Not very long ago, I found myself at a friend’s 75th birthday party, despairing aloud about the deluge of words that engulfs our world. A somber, very sober, man leapt to the defense of language and good writers. There’s nothing I respect more, he said, than a good writer who can clarify and inspire.
Well, I like good writing and good writers too, I retorted…. but he wasn’t interested in anything I had to say. I was obviously some kind of philistine, or at the very least stupid.
He’s probably right. Not about the philistinism or the stupidity, but about words.
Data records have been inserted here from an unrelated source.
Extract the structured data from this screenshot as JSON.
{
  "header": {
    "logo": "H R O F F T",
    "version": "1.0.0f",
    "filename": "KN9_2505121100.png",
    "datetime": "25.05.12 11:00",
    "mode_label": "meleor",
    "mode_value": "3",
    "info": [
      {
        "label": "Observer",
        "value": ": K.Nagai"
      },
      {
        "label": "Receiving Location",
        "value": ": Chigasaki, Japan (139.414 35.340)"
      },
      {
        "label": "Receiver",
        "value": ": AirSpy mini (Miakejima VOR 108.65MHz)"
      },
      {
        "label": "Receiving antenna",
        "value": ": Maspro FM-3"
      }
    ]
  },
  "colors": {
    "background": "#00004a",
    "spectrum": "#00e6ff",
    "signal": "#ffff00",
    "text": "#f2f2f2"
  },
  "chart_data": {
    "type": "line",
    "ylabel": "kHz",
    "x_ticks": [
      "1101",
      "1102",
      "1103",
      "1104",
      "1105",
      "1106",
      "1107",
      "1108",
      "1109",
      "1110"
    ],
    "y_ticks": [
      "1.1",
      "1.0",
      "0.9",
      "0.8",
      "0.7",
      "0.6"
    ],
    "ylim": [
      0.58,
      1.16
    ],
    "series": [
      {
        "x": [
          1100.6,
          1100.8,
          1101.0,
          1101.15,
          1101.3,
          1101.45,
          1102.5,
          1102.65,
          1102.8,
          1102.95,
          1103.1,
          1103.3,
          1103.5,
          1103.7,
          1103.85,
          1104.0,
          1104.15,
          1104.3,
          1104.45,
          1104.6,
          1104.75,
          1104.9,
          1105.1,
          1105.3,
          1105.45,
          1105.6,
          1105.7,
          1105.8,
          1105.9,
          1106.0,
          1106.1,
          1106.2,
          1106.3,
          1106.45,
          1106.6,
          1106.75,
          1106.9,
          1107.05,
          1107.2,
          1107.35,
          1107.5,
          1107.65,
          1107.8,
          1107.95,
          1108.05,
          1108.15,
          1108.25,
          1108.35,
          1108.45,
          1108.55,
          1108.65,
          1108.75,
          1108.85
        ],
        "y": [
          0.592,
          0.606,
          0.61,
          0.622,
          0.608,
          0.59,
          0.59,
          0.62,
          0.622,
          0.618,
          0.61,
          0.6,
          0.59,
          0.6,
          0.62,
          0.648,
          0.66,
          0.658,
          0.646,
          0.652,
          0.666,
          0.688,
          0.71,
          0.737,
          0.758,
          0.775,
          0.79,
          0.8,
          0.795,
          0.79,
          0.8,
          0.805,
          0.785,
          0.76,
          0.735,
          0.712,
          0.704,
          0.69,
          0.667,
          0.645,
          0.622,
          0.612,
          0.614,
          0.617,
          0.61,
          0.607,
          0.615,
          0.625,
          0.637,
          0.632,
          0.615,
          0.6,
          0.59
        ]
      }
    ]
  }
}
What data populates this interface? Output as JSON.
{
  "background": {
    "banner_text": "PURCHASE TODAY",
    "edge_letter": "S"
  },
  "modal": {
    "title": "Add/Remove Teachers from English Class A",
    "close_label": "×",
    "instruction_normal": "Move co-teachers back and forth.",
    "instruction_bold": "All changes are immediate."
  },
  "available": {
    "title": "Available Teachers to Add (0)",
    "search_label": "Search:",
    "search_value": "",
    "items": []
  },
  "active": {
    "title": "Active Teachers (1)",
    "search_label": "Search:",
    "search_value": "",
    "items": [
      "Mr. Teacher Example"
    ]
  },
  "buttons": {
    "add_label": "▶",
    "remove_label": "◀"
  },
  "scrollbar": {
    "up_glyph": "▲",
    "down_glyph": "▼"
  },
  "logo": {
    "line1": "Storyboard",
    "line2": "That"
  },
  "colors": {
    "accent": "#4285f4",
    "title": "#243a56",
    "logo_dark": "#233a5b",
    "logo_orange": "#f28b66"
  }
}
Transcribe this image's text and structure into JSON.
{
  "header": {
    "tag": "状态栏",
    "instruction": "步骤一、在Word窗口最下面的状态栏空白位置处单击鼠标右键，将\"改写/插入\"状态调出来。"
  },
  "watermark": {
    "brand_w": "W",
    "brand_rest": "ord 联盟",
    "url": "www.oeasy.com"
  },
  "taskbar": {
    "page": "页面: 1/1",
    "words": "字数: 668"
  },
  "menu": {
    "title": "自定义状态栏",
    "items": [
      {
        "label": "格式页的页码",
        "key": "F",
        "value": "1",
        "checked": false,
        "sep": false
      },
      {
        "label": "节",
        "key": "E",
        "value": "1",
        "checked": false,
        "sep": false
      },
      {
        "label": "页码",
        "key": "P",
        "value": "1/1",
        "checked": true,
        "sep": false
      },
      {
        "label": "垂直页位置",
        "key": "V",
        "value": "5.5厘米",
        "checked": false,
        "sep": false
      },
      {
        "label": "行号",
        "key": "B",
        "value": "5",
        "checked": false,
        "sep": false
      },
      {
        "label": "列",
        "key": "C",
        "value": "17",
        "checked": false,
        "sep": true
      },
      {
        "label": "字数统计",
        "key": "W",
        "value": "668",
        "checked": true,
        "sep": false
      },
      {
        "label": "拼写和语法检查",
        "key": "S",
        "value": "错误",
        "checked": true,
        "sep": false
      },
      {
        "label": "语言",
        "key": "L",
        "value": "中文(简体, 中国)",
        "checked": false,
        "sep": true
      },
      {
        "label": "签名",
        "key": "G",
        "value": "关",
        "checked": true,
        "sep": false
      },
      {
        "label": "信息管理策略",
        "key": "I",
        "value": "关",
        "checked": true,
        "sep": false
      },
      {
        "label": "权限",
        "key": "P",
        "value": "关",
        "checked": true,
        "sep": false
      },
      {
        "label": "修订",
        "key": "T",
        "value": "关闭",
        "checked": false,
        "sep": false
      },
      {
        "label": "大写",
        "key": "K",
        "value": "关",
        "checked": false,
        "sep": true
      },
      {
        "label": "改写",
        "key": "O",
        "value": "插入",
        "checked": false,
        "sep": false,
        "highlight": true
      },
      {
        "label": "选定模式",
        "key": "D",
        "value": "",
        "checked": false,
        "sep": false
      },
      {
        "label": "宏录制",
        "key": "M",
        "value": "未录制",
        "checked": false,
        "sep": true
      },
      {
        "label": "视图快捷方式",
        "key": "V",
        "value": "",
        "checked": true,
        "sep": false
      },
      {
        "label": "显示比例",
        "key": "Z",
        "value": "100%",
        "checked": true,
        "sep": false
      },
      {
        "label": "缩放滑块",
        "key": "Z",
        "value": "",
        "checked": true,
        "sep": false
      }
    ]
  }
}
Only words, well-crafted, beautifully put together, will be able to help us. No wordless vision, no great symphony, not even a Kumbaya, will do.
I was reminded of this when I ran across an Adam Gopnik article on Albert Camus and Jean Paul Sartre in the April 9 issue of The New Yorker. Gopnik argues for the superiority of Camus’ journalism to his fiction or his philosophy. In a time in France that was nearly as chaotic as our own, Gopnik writes,
He struck a tone, not of Voltairean Parisian rancor but of melancholic loft. Camus sounds serious, but he also sounds sad – he added the authority of sadness to the activity of political writing. He wrote with dignity at a moment when restoring dignity to public language was necessary, and he slowed public language at a time when history was moving too fast.
How beautiful is that? Where is our Camus?